L’anno scolastico 2019/20 nonostante mille difficoltà sta per giungere a conclusione. E’ tempo della resa dei conti, dei bilanci e delle pagelle di fine anno. Se da una parte ci sono molti studenti preoccupati del pericolo della bocciatura, cioè la ripetizione dell’intero anno, è anche vero che dall’altra parte ci sono i docenti chiamati a un compito reso ancora più problematico dalla chiusura delle scuole e dai disagi degli ultimi mesi con la didattica a distanza.
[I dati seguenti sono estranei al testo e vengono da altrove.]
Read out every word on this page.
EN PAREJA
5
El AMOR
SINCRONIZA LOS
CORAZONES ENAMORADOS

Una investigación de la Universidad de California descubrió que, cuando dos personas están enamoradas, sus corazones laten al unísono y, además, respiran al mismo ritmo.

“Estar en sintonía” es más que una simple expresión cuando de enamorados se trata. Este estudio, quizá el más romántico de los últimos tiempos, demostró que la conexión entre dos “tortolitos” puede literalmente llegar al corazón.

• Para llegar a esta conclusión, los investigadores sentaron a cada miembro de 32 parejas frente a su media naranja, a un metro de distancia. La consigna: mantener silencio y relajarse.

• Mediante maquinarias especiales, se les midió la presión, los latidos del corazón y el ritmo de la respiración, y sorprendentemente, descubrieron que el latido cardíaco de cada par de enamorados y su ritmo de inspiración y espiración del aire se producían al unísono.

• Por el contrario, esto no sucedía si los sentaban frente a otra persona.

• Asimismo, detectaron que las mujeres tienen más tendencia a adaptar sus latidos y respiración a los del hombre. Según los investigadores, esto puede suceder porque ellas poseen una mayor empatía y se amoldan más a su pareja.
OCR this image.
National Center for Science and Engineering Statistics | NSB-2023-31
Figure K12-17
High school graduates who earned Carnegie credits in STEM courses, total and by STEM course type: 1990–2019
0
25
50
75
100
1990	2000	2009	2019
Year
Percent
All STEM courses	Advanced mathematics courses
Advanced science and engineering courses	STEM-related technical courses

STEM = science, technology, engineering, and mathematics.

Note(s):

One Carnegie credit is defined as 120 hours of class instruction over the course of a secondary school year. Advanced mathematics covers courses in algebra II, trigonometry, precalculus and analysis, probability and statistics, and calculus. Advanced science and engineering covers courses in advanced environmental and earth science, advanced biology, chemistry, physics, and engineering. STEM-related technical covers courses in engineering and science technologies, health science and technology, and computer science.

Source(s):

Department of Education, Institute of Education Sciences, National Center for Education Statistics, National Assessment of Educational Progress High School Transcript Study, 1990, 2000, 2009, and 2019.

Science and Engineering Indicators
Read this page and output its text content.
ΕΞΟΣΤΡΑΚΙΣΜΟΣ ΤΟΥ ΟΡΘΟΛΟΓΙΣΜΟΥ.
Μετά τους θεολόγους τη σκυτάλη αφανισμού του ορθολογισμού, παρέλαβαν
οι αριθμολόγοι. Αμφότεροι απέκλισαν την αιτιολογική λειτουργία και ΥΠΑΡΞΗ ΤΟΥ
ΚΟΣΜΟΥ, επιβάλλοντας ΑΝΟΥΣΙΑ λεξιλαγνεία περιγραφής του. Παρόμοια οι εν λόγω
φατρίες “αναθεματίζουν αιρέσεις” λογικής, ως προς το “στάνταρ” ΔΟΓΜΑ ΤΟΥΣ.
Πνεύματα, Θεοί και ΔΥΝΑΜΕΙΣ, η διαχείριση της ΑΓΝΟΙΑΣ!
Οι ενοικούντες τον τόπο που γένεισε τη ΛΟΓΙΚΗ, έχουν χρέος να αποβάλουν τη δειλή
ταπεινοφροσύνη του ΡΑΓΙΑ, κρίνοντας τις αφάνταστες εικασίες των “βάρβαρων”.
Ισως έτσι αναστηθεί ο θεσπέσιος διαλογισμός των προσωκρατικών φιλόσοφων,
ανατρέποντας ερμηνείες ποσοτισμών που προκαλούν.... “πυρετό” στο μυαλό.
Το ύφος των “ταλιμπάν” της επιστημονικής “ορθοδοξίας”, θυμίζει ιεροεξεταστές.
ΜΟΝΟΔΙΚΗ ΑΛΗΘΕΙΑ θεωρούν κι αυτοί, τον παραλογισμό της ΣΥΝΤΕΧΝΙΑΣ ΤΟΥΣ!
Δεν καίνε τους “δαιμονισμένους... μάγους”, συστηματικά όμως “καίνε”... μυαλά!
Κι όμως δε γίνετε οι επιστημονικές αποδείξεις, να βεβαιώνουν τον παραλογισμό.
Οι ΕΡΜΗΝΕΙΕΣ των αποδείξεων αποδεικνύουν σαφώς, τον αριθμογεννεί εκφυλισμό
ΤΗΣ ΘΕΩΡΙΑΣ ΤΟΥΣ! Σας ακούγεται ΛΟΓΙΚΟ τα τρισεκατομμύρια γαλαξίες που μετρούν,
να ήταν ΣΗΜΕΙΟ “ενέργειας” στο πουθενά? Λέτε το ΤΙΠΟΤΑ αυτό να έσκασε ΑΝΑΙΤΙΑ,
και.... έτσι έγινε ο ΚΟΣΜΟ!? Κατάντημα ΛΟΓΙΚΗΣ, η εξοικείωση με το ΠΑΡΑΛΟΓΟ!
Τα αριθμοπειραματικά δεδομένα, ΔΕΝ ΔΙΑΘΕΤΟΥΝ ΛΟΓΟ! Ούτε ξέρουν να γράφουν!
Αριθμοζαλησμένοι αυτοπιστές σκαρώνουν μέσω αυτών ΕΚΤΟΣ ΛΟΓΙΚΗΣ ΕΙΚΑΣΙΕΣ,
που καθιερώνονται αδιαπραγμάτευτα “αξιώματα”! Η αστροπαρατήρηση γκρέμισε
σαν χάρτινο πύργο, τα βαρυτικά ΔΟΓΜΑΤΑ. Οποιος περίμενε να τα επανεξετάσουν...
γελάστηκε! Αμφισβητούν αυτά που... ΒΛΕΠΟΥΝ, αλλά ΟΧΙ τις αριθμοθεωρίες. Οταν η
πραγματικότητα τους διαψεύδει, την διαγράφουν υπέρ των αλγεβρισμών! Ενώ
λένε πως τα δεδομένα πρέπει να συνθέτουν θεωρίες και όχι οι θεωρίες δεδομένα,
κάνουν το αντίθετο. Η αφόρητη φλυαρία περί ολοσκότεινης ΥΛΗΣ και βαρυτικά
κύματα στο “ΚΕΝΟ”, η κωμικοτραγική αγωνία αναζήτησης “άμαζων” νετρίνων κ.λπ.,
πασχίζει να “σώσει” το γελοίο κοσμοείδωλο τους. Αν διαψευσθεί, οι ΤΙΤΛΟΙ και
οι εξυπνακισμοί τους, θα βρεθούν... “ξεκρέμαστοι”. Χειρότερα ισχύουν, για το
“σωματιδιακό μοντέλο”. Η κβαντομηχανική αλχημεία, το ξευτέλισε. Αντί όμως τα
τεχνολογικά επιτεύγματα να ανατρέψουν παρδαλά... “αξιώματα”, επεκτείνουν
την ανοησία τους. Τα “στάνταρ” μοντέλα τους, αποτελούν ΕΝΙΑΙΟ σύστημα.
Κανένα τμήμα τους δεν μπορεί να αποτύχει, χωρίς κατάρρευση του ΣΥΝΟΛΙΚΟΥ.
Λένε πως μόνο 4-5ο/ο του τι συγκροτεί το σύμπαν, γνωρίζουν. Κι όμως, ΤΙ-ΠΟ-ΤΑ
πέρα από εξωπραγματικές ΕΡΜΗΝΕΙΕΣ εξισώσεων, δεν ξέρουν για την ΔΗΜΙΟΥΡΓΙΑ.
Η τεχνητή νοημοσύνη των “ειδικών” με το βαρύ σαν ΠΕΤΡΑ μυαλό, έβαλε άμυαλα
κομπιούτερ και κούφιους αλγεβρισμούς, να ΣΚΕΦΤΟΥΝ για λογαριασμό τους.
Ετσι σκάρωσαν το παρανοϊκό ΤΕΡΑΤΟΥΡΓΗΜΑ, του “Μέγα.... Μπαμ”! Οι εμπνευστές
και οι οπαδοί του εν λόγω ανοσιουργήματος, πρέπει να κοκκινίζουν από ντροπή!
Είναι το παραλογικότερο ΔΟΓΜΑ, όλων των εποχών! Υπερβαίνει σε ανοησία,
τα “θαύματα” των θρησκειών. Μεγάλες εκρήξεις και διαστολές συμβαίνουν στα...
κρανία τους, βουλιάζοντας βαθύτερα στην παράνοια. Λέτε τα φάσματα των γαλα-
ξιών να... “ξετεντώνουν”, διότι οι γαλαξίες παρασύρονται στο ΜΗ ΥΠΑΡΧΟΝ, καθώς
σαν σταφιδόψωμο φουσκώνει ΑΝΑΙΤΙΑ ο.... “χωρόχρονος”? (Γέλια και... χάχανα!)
In quali due casi si può bocciare uno studente

Il Ministro dell’Istruzione Azzolina ha di recente illustrato le tre Ordinanze, una sulla valutazione finale, una sugli esami di terza media e l’altra sulle prove di maturità in vista delle prossime scadenze scolastiche. Lucia Azzolina ha espresso la chiara volontà di non lasciare indietro nessuno studente, visto le straordinarie difficoltà che hanno accompagnato quest’anno scolastico. Si è deciso dunque di ripartire tutti insieme a settembre, ma con una valutazione seria. Non ci sarà il 6 politico, le insufficienze saranno registrate, ma gli studenti avranno la possibilità di recuperarle a settembre.

Solo «in due casi circoscritti e non riferibili al Coronavirus», ha aggiunto il Ministro, lo studente non sarà ammesso alla classe successiva e cioè «se non ha frequentato le lezioni nella prima parte dell’anno e dunque non è valutabile, oppure se ha ricevuto provvedimenti disciplinari gravi». Queste due opzioni valgono per tutti i gradi di istruzione, dalle elementari alle superiori.

Cosa stabilisce la norma in quanto all’incidenza delle assenze

La normativa in ordine all’incidenza delle assenze, all’art. 14, comma 7, D.P.R. n. 122/2009 prevede che “… ai fini della validità dell’anno scolastico, compreso quello relativo all’ultimo anno di corso, per procedere alla valutazione finale di ciascuno studente, è richiesta la frequenza di almeno tre quarti dell’orario annuale personalizzato. Le istituzioni scolastiche possono stabilire, per casi eccezionali, analogamente a quanto previsto per il primo ciclo, motivate e straordinarie deroghe al suddetto limite. Tale deroga è prevista per assenze documentate e continuative, a condizione, comunque, che tali assenze non pregiudichino, a giudizio del consiglio di classe, la possibilità di procedere alla valutazione degli alunni interessati. Il mancato conseguimento del limite minimo di frequenza, comprensivo delle deroghe riconosciute, comporta l’esclusione dallo scrutinio finale e la non ammissione alla classe successiva o all’esame finale di ciclo”.

Dunque, sulla base della normativa, per poter procedere alla valutazione finale dell’alunno è necessaria la frequenza di almeno tre quarti dell’orario annuale personalizzato.